Stateline Speedway
- Location: Busti, New York
- Coordinates: 42°00′22″N 79°19′37″W﻿ / ﻿42.00613°N 79.32684°W
- Owner: Bill and Lisa Catania
- Opened: 1956
- Former names: New Stateline Speedway

Oval
- Surface: Clay
- Length: .55 km (0.34 mi)
- Turns: 4

= Stateline Speedway =

Motorsport venue in Busti, New York

Stateline Speedway is a one-third mile dirt oval raceway located in the Chautauqua-Alleghany (or the western Southern Tier) Region of New York State.

==Overview==
The Stateline Speedway became a reality when Leonard Briggs and his friends Lloyd Williams, Marv Thorpe and brothers, Don and Jerry Frank secured the deed to a 77-acre abandoned property in the Town of Busti in April 1956. The first race was held on July 21, 1956, while the first feature was won by Emory Mahan driving a 1955 Chevy.
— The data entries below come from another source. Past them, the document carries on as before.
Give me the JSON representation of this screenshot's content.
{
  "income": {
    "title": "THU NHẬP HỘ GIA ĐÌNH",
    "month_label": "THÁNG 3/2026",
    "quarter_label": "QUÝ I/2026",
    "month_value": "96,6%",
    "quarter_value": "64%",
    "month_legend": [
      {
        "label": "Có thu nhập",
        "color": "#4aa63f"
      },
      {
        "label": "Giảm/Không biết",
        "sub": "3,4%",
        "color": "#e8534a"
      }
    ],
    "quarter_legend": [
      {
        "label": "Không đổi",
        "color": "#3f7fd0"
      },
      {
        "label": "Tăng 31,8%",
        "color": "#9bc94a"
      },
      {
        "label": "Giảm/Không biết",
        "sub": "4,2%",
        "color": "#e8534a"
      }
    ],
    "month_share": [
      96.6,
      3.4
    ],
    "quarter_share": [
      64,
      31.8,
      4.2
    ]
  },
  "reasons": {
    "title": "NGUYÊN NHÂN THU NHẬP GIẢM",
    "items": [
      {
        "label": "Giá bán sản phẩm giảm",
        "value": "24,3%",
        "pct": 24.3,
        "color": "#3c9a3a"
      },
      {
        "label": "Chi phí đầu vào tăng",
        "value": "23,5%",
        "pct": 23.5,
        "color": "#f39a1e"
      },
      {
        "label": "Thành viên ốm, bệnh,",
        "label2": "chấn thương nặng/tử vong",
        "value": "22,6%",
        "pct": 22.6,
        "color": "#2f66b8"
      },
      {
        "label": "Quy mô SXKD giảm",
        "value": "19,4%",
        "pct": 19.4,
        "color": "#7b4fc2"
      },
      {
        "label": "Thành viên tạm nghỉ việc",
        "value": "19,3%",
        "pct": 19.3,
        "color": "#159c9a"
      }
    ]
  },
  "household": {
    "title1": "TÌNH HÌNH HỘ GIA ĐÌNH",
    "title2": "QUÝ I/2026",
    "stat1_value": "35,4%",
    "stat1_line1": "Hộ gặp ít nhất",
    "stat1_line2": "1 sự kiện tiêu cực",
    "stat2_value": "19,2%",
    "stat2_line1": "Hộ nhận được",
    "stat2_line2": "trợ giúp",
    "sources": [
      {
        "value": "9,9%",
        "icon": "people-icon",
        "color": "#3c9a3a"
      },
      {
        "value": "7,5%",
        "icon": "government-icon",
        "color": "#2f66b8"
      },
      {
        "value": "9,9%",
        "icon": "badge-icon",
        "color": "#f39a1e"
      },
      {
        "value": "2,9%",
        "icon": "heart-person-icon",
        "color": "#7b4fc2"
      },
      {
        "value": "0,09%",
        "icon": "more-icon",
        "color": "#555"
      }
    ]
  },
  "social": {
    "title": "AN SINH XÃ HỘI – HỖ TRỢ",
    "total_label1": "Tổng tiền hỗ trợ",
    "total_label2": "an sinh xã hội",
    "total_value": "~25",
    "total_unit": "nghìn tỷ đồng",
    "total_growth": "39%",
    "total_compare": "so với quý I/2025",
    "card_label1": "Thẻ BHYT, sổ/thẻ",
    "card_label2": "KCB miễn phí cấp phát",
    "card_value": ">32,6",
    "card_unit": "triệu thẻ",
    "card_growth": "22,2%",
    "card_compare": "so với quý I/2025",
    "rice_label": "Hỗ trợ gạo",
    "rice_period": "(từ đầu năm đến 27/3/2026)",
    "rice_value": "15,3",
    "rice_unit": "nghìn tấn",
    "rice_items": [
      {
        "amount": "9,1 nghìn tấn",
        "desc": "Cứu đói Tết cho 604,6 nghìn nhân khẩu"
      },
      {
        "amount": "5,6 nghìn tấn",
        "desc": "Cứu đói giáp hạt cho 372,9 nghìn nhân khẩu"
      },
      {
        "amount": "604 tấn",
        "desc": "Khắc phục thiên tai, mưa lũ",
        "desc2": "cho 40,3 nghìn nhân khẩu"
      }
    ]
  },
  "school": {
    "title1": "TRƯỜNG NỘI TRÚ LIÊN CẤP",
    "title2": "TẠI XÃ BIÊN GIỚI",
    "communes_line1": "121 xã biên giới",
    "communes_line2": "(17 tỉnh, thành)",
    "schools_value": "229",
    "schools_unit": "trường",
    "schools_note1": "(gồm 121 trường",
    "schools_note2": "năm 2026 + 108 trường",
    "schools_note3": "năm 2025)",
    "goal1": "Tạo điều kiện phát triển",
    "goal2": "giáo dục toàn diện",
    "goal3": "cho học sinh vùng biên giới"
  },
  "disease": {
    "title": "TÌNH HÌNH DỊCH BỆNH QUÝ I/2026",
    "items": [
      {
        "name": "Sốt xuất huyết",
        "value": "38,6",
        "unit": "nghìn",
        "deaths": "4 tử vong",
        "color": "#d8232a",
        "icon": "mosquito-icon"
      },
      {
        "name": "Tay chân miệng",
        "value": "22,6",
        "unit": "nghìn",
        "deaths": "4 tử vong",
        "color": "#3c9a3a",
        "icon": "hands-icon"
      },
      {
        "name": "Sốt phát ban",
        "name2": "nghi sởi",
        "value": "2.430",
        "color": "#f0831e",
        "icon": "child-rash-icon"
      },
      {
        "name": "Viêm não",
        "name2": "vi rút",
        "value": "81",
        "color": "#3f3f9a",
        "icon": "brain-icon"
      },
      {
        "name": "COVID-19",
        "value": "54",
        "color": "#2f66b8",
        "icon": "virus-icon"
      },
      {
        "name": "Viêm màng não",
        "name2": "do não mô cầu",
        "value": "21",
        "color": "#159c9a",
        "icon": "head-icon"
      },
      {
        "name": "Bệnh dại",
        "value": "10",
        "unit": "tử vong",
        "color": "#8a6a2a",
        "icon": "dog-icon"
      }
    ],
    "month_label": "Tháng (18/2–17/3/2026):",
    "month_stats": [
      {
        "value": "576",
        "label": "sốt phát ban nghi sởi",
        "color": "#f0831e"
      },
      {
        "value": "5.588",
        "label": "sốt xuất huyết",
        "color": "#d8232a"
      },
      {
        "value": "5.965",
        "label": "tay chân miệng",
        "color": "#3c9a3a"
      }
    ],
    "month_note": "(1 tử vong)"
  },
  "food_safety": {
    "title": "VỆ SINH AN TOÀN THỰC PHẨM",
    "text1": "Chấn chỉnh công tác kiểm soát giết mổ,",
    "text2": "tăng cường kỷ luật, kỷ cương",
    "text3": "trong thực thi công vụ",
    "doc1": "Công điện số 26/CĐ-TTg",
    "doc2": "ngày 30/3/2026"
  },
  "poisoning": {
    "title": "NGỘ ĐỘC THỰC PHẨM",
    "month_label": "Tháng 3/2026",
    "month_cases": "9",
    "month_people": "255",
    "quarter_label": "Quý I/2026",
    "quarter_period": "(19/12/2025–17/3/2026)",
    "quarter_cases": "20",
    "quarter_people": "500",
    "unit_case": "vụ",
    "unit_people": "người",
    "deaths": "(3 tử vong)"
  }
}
The venue hosted one NASCAR Cup Series event on July 16, 1958, where Shorty Rollins won because most of the top drivers didn't make it due to a long rain delay at a previous race.

On November 1, 2024, Bill Catania and his wife Lisa purchased Stateline Speedway from the Scott and Turner Families, becoming the 4th owners of the track in its 69-year history.

==Events==
Stateline Speedway races Saturday nights April through mid-August, and features the Super Late Models, Rush Crate Late Models, Rush Stock Cars, Pro Stocks, UMP Modifieds, Rush Pro Modifieds and Compacts.

In 2012, the venue presented the "Empire 50", a Lucas Oil Late Model Dirt Series event. The track has also hosted numerous World of Outlaws Late Model Series events, including 2026. Dick Barton winning the first event and became the first local driver to win a series event. The track has a rich history of curating many national recognized and touring drivers including Chub Frank (Chubzilla), Max Blair, Brian Ruhlman, Dave Hess, and Boom Briggs.